If you collect data from children under 13, COPPA requires specific disclosures and parental consent. Your privacy policy should clearly state whether your service is directed at children and what measures you take to protect minors.

Create a data inventory spreadsheet that lists every piece of data you collect, its source, its purpose, who has access, how long it is retained, and which third parties receive it. This inventory becomes the foundation of your privacy policy disclosures and makes annual updates much simpler.

Common Data Collection Disclosure Mistakes

Listing Only First-Party Data

If you use Google Analytics, Facebook Pixel, or any other third-party tool, those tools collect data on your behalf. Your privacy policy must disclose this third-party data collection, not just the data you collect directly.

Using Catch-All Language

Phrases like "and other information" or "including but not limited to" suggest you may be collecting data you have not disclosed. Privacy regulators view this language unfavorably because it undermines the purpose of the disclosure.

Failing to Update After Adding New Tools

Every time you add a new analytics tool, advertising platform, or third-party integration, your data collection practices change. Your privacy policy must be updated to reflect these changes.

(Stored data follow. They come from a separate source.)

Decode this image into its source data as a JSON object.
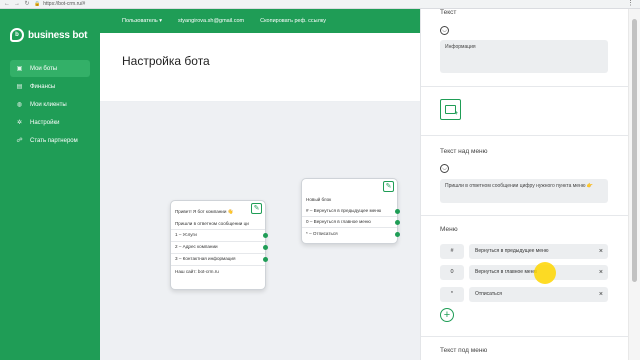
{
  "browser": {
    "url": "https://bot-crm.ru/#"
  },
  "sidebar": {
    "logo_text": "business bot",
    "items": [
      {
        "label": "Мои боты",
        "icon": "bot-icon",
        "active": true
      },
      {
        "label": "Финансы",
        "icon": "wallet-icon",
        "active": false
      },
      {
        "label": "Мои клиенты",
        "icon": "clients-icon",
        "active": false
      },
      {
        "label": "Настройки",
        "icon": "gear-icon",
        "active": false
      },
      {
        "label": "Стать партнером",
        "icon": "partner-icon",
        "active": false
      }
    ]
  },
  "topbar": {
    "user_menu": "Пользователь ▾",
    "email": "styangirova.sh@gmail.com",
    "copy_ref": "Скопировать реф. ссылку"
  },
  "page": {
    "title": "Настройка бота"
  },
  "cards": [
    {
      "lines": [
        "Привет! Я бот компании 👋",
        "Пришли в ответном сообщении ци",
        "1 – Услуги",
        "2 – Адрес компании",
        "3 – Контактная информация",
        "Наш сайт: bot-crm.ru"
      ]
    },
    {
      "lines": [
        "Новый блок",
        "# – Вернуться в предыдущее меню",
        "0 – Вернуться в главное меню",
        "* – Отписаться"
      ]
    }
  ],
  "panel": {
    "text_label": "Текст",
    "text_value": "Информация",
    "text_above_menu_label": "Текст над меню",
    "text_above_menu_value": "Пришли в ответном сообщении цифру нужного пункта меню 👉",
    "menu_label": "Меню",
    "menu_items": [
      {
        "key": "#",
        "value": "Вернуться в предыдущее меню"
      },
      {
        "key": "0",
        "value": "Вернуться в главное меню"
      },
      {
        "key": "*",
        "value": "Отписаться"
      }
    ],
    "bottom_label": "Текст под меню"
  },
  "colors": {
    "brand_green": "#1f9d56",
    "active_item": "#33b068",
    "canvas_bg": "#eef0f3"
  }
}
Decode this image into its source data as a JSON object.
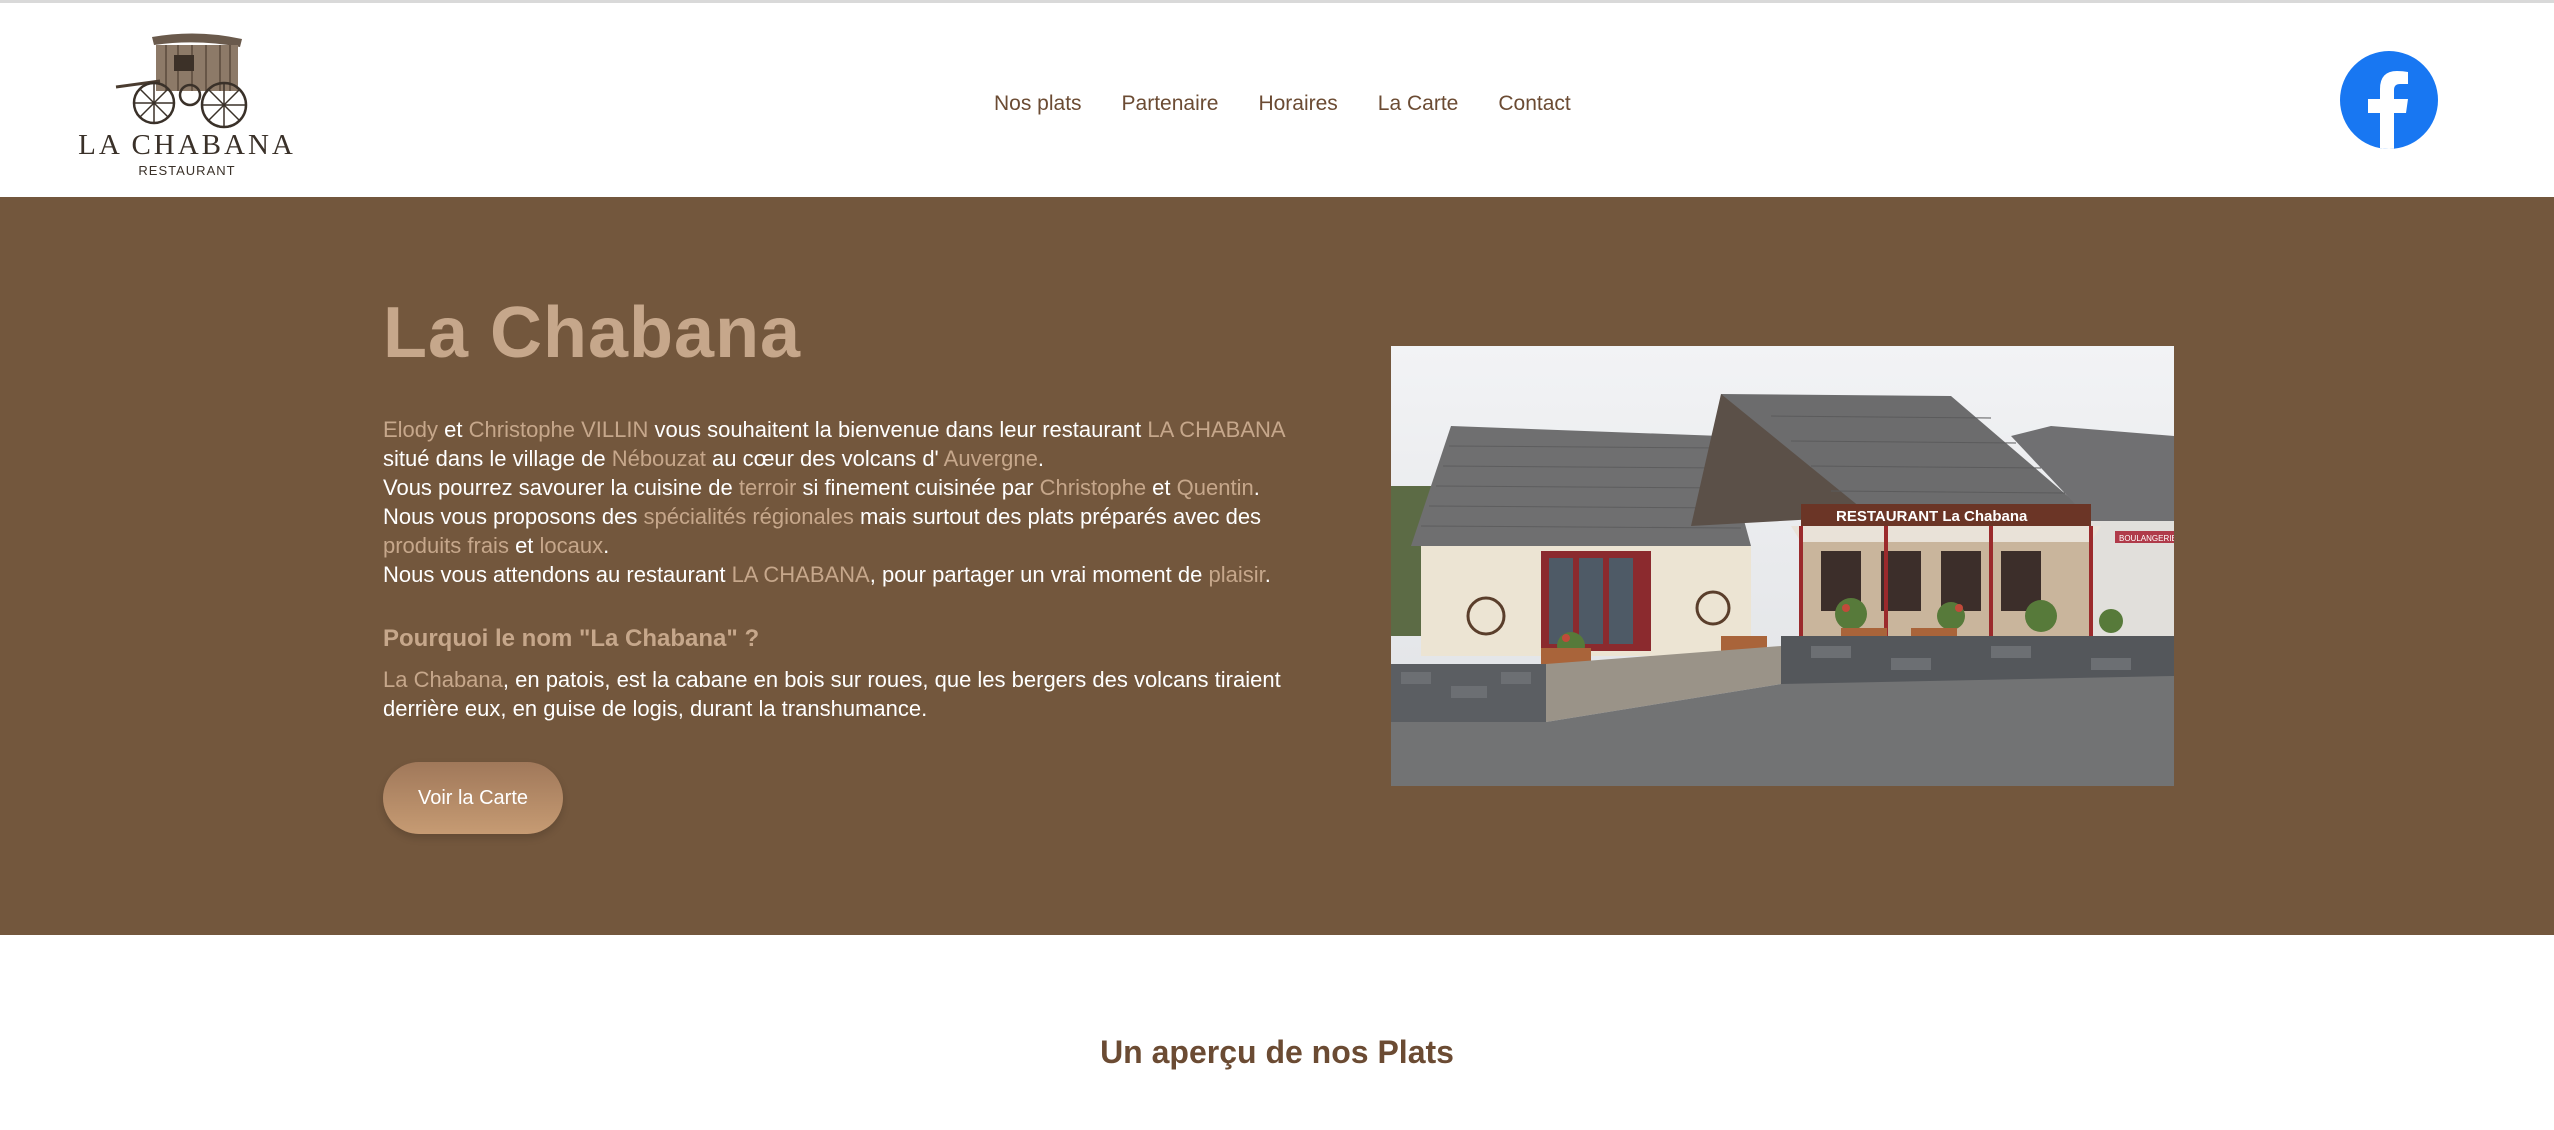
{
  "brand": {
    "name": "LA CHABANA",
    "subtitle": "RESTAURANT"
  },
  "nav": {
    "items": [
      "Nos plats",
      "Partenaire",
      "Horaires",
      "La Carte",
      "Contact"
    ]
  },
  "social": {
    "facebook_icon": "facebook-icon",
    "facebook_color": "#1877f2"
  },
  "hero": {
    "title": "La Chabana",
    "intro": {
      "l1": [
        "Elody",
        " et ",
        "Christophe VILLIN",
        " vous souhaitent la bienvenue dans leur restaurant ",
        "LA CHABANA"
      ],
      "l2": [
        "situé dans le village de ",
        "Nébouzat",
        " au cœur des volcans d' ",
        "Auvergne",
        "."
      ],
      "l3": [
        "Vous pourrez savourer la cuisine de ",
        "terroir",
        " si finement cuisinée par ",
        "Christophe",
        " et ",
        "Quentin",
        "."
      ],
      "l4": [
        "Nous vous proposons des ",
        "spécialités régionales",
        " mais surtout des plats préparés avec des"
      ],
      "l5": [
        "produits frais",
        " et ",
        "locaux",
        "."
      ],
      "l6": [
        "Nous vous attendons au restaurant ",
        "LA CHABANA",
        ", pour partager un vrai moment de ",
        "plaisir",
        "."
      ]
    },
    "why_title": "Pourquoi le nom \"La Chabana\" ?",
    "why_text": {
      "l1": [
        "La Chabana",
        ", en patois, est la cabane en bois sur roues, que les bergers des volcans tiraient"
      ],
      "l2": [
        "derrière eux, en guise de logis, durant la transhumance."
      ]
    },
    "button_label": "Voir la Carte",
    "photo": {
      "sign_text": "RESTAURANT  La Chabana",
      "shop_sign": "BOULANGERIE"
    }
  },
  "colors": {
    "hero_bg": "#73573d",
    "accent": "#c6a78b",
    "nav_text": "#6b4b33"
  },
  "section": {
    "title": "Un aperçu de nos Plats"
  }
}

Not Distinguishing Collection Methods

Users may be comfortable providing their email address through a form but uncomfortable with automatic collection of their browsing behavior. Distinguishing between user-provided and automatically collected data helps set appropriate expectations.

Maintaining Accurate Disclosures

Data collection practices evolve as your business grows. Establish these processes to keep your disclosures current:

  1. Require privacy review for new tools — Before implementing any new third-party tool or SDK, review its data collection practices
  2. Conduct quarterly audits — Scan your website and app for all active tracking technologies
  3. Maintain a data processing inventory — Document all data flows in your organization
  4. Coordinate with development teams — Ensure privacy is considered when new features are built
  5. Review vendor agreements — Confirm that your data processing agreements with vendors align with your privacy policy disclosures

Accurate, specific, and current data collection disclosures are the foundation of a trustworthy privacy policy. They demonstrate compliance, build user confidence, and protect your business from the regulatory consequences of inadequate disclosure.